Begoña Gómez de la Fuente, amiga y compañera de Onda Cero, me prestó un pequeño libro con dos textos de Víctor Hugo que, según José J. de Olañeta, su editor, constituyen “dos estremecedores documentos políticos del gran novelista francés, sobre la dramática situación de los trabajadores en los comienzos de la revolución industrial”.
Acabar con la miseria es un discurso pronunciado por Víctor Hugo ante la Asamblea Legislativa el 9 de julio de 1849. Jaleado por la izquierda y recelado por la derecha, el escritor describe las pésimas condiciones de vida de París, y termina diciendo: “Es la anarquía la que abre los abismos, pero es la miseria la que los ahonda. Han hecho leyes contra la anarquía, ¡hagan ahora leyes contra la miseria!”.
Perdurable fantasía antiliberal, conforme al cual los pobres jamás saldrán de pobres por sí mismos, sino que deben ser guiados por una minoría ilustrada que prohibirá la pobreza por ley. Cientos de millones de pobres han dejado atrás la miseria, pero con su esfuerzo y su dignidad, y a menudo a pesar de las autoridades que pregonan desde sus tribunas por “leyes contra la miseria”.
Los sótanos de Lille es un proyecto de discurso, nunca pronunciado, que reúne las impresiones de un viaje que realizó Víctor Hugo en febrero de 1851 a los barrios obreros de esa ciudad.

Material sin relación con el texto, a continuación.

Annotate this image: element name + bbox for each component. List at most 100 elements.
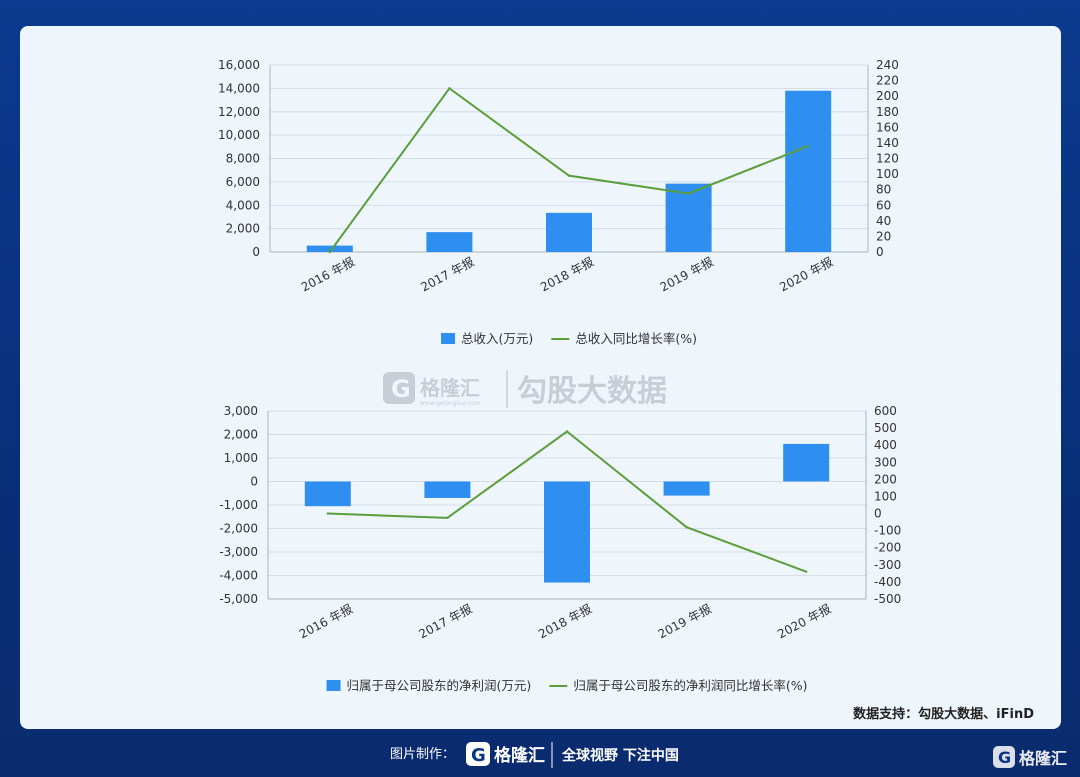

Es un ejemplo de lo que desde entonces fue la norma de los intelectuales en todo el mundo: denunciar lo mal que viven los pobres, sin haberles prestado atención antes, y sin pensar qué alternativas tienen y qué se puede hacer realmente para facilitar el esfuerzo que les permitirá superar la pobreza: el suyo.

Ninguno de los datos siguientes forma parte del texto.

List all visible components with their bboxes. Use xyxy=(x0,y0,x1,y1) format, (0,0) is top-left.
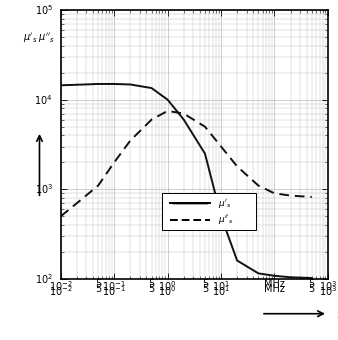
Text: 5: 5 xyxy=(95,284,101,294)
Text: $10^{-2}$: $10^{-2}$ xyxy=(49,279,73,293)
Text: 5: 5 xyxy=(202,279,208,289)
Text: 5: 5 xyxy=(309,284,315,294)
Text: $10^{1}$: $10^{1}$ xyxy=(212,284,230,298)
Text: $10^2$: $10^2$ xyxy=(35,272,53,286)
Text: $\mu'_s\;\mu''_s$: $\mu'_s\;\mu''_s$ xyxy=(23,32,55,45)
Text: $10^3$: $10^3$ xyxy=(319,279,337,293)
Text: $f$: $f$ xyxy=(336,308,338,320)
Text: $10^{-2}$: $10^{-2}$ xyxy=(49,284,73,298)
Bar xyxy=(162,193,256,231)
Text: 5: 5 xyxy=(148,284,155,294)
Text: $10^{-1}$: $10^{-1}$ xyxy=(102,284,126,298)
Text: $10^{1}$: $10^{1}$ xyxy=(212,279,230,293)
Text: 5: 5 xyxy=(95,279,101,289)
Text: 5: 5 xyxy=(148,279,155,289)
Text: $10^{0}$: $10^{0}$ xyxy=(159,284,177,298)
Text: MHz: MHz xyxy=(264,284,285,294)
Text: MHz: MHz xyxy=(264,279,285,289)
Text: $10^3$: $10^3$ xyxy=(319,284,337,298)
Text: $10^4$: $10^4$ xyxy=(34,93,53,107)
Text: 5: 5 xyxy=(309,279,315,289)
Text: 5: 5 xyxy=(202,284,208,294)
Text: $\mu'_s$: $\mu'_s$ xyxy=(218,197,232,210)
Text: $\mu''_s$: $\mu''_s$ xyxy=(218,214,234,226)
Text: $10^5$: $10^5$ xyxy=(34,3,53,17)
Text: $10^{0}$: $10^{0}$ xyxy=(159,279,177,293)
Text: $10^3$: $10^3$ xyxy=(34,182,53,196)
Text: $10^{-1}$: $10^{-1}$ xyxy=(102,279,126,293)
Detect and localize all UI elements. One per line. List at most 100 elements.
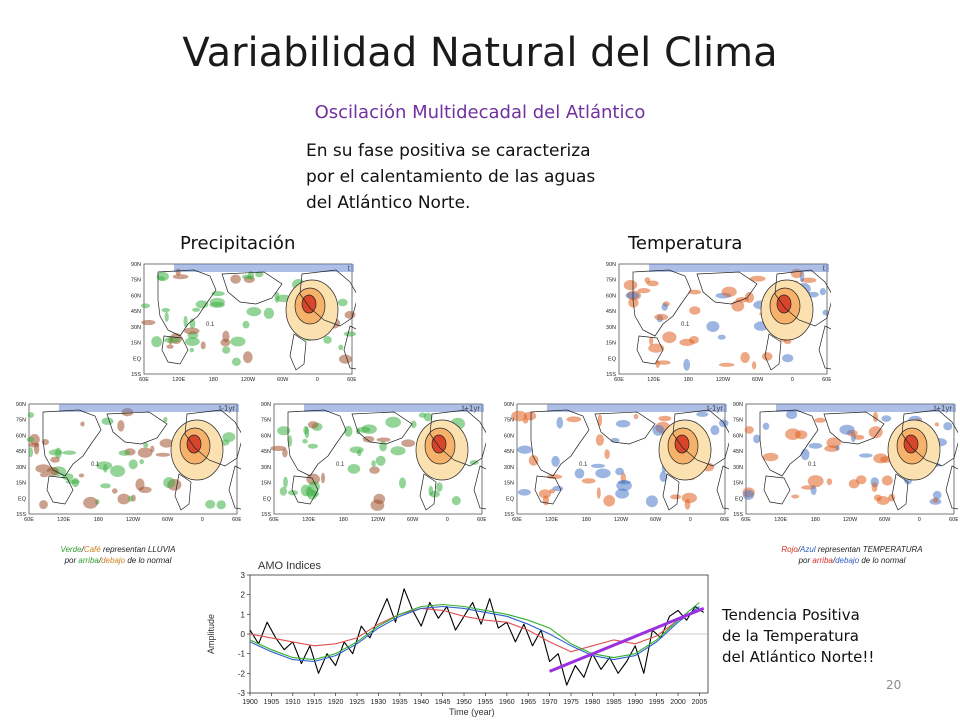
anomaly-above-patch — [881, 475, 893, 486]
anomaly-below-patch — [401, 439, 416, 447]
lat-tick-label: 90N — [16, 402, 26, 408]
coastline — [716, 465, 729, 510]
lag-label: t+1yr — [462, 404, 480, 413]
anomaly-above-patch — [71, 477, 80, 488]
coastline — [343, 325, 356, 370]
lon-tick-label: 180 — [684, 377, 693, 383]
lon-tick-label: 0 — [201, 517, 204, 523]
anomaly-above-patch — [110, 465, 126, 477]
anomaly-above-patch — [100, 483, 111, 489]
anomaly-above-patch — [61, 473, 74, 481]
coastline — [891, 473, 909, 511]
lat-tick-label: 15N — [504, 481, 514, 487]
anomaly-above-patch — [689, 306, 701, 315]
lon-tick-label: 60E — [614, 377, 624, 383]
lat-tick-label: 15S — [261, 512, 271, 518]
legend-word-blue: Azul — [800, 545, 816, 554]
anomaly-below-patch — [610, 437, 620, 443]
anomaly-below-patch — [83, 496, 98, 509]
anomaly-above-patch — [349, 446, 364, 454]
anomaly-above-patch — [161, 308, 171, 313]
lon-tick-label: 0 — [791, 377, 794, 383]
map-plot: 0.1 — [742, 404, 958, 511]
lat-tick-label: 75N — [16, 418, 26, 424]
coastline — [759, 409, 819, 477]
anomaly-below-patch — [710, 425, 720, 436]
anomaly-above-patch — [566, 416, 582, 423]
lag-label: t+1yr — [934, 404, 952, 413]
anomaly-below-patch — [137, 447, 153, 458]
lon-tick-label: 60W — [752, 377, 764, 383]
anomaly-below-patch — [552, 485, 564, 492]
anomaly-above-patch — [670, 494, 682, 500]
map-plot: 0.1 — [270, 404, 486, 511]
anomaly-below-patch — [661, 303, 668, 311]
x-tick-label: 1910 — [285, 699, 301, 706]
amo-index-chart: 3 2 1 0 -1 -2 -3 1900 1905 1910 1915 1920 1925 1930 19… — [200, 555, 715, 722]
anomaly-above-patch — [143, 442, 149, 448]
anomaly-below-patch — [307, 421, 319, 429]
anomaly-above-patch — [357, 449, 362, 457]
map-plot: 0.1 — [140, 264, 356, 371]
coastline — [351, 411, 413, 445]
lon-tick-label: 120W — [716, 377, 731, 383]
lat-tick-label: 30N — [606, 325, 616, 331]
anomaly-below-patch — [551, 455, 560, 467]
coastline — [106, 411, 168, 445]
legend-text: representan LLUVIA — [102, 545, 176, 554]
anomaly-below-patch — [839, 424, 855, 435]
anomaly-above-patch — [399, 477, 406, 489]
map-plot: 0.1 — [511, 404, 729, 511]
lon-tick-label: 60W — [277, 377, 289, 383]
anomaly-above-patch — [62, 450, 77, 455]
lag-label: t — [348, 264, 351, 273]
anomaly-below-patch — [786, 410, 798, 420]
anomaly-above-patch — [274, 291, 280, 303]
anomaly-above-patch — [761, 352, 773, 361]
anomaly-above-patch — [623, 280, 638, 291]
anomaly-above-patch — [343, 331, 356, 337]
anomaly-above-patch — [873, 453, 889, 464]
legend-text: representan TEMPERATURA — [817, 545, 923, 554]
anomaly-above-patch — [189, 318, 196, 329]
coastline — [161, 335, 189, 365]
anomaly-above-patch — [304, 426, 310, 439]
anomaly-below-patch — [858, 453, 873, 458]
lat-tick-label: EQ — [735, 496, 744, 502]
lon-tick-label: 60W — [407, 517, 419, 523]
x-tick-label: 2005 — [692, 699, 708, 706]
coastline — [534, 475, 562, 505]
anomaly-above-patch — [246, 307, 262, 317]
atlantic-contour-core — [301, 294, 317, 314]
anomaly-above-patch — [791, 494, 800, 499]
lat-tick-label: 75N — [733, 418, 743, 424]
lat-tick-label: 45N — [131, 309, 141, 315]
legend-word-above: arriba — [812, 556, 833, 565]
anomaly-above-patch — [231, 357, 241, 366]
anomaly-below-patch — [141, 319, 156, 326]
lat-tick-label: 60N — [504, 433, 514, 439]
x-tick-label: 1945 — [435, 699, 451, 706]
anomaly-above-patch — [357, 426, 371, 433]
lat-tick-label: 60N — [733, 433, 743, 439]
anomaly-below-patch — [595, 468, 611, 479]
lon-tick-label: 60E — [139, 377, 149, 383]
x-tick-label: 1930 — [371, 699, 387, 706]
lat-tick-label: 30N — [733, 465, 743, 471]
lat-tick-label: 15N — [131, 341, 141, 347]
anomaly-above-patch — [222, 432, 236, 443]
lat-tick-label: 60N — [131, 293, 141, 299]
precipitation-heading: Precipitación — [180, 233, 296, 254]
anomaly-above-patch — [581, 478, 596, 484]
polar-patch — [776, 404, 956, 412]
anomaly-above-patch — [164, 311, 169, 322]
anomaly-below-patch — [80, 421, 85, 427]
anomaly-below-patch — [369, 466, 380, 474]
anomaly-below-patch — [810, 485, 817, 496]
y-tick-label: -1 — [238, 650, 246, 659]
anomaly-above-patch — [436, 482, 443, 492]
anomaly-below-patch — [645, 495, 658, 508]
x-tick-label: 1960 — [499, 699, 515, 706]
anomaly-above-patch — [242, 320, 250, 329]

Sin embargo, aquí Víctor Hugo refleja tanto el pensamiento vulgar como notables intuiciones críticas sobre él. No fue capaz de reconocer, como no lo hizo nadie en su tiempo, y ni siquiera en el nuestro, que las pésimas condiciones de los trabajadores estaban mejorando con respecto a las aún peores que habían padecido en el pasado. Repitió lo que se iba a convertir en un lugar común hasta hoy: hay que ayudar a los pobres porque si no harán la revolución: “la larga agonía del pobre que termina con la muerte del rico”, una perdurable falacia, porque los pobres nunca hacen las revoluciones, y menos en Francia.
Pero al mismo tiempo se aparta de la gran mentira socialista, que atribuya la pobreza de unos a la riqueza de otros: “¡Hablar en favor de los pobres no es hablar en contra de los ricos!”. Añade que el sistema económico “execrable” se debe a la burocracia, “un millón doscientos mil individuos a expensas del pueblo”, y el proteccionismo: “aranceles que empobrecen a todo el mundo para enriquecer a unos pocos”.
Y el grito reformador vale en su tiempo como en el nuestro: “¡Busquen los medios de aliviar la miseria popular! ¡Comiencen por no producirla!”.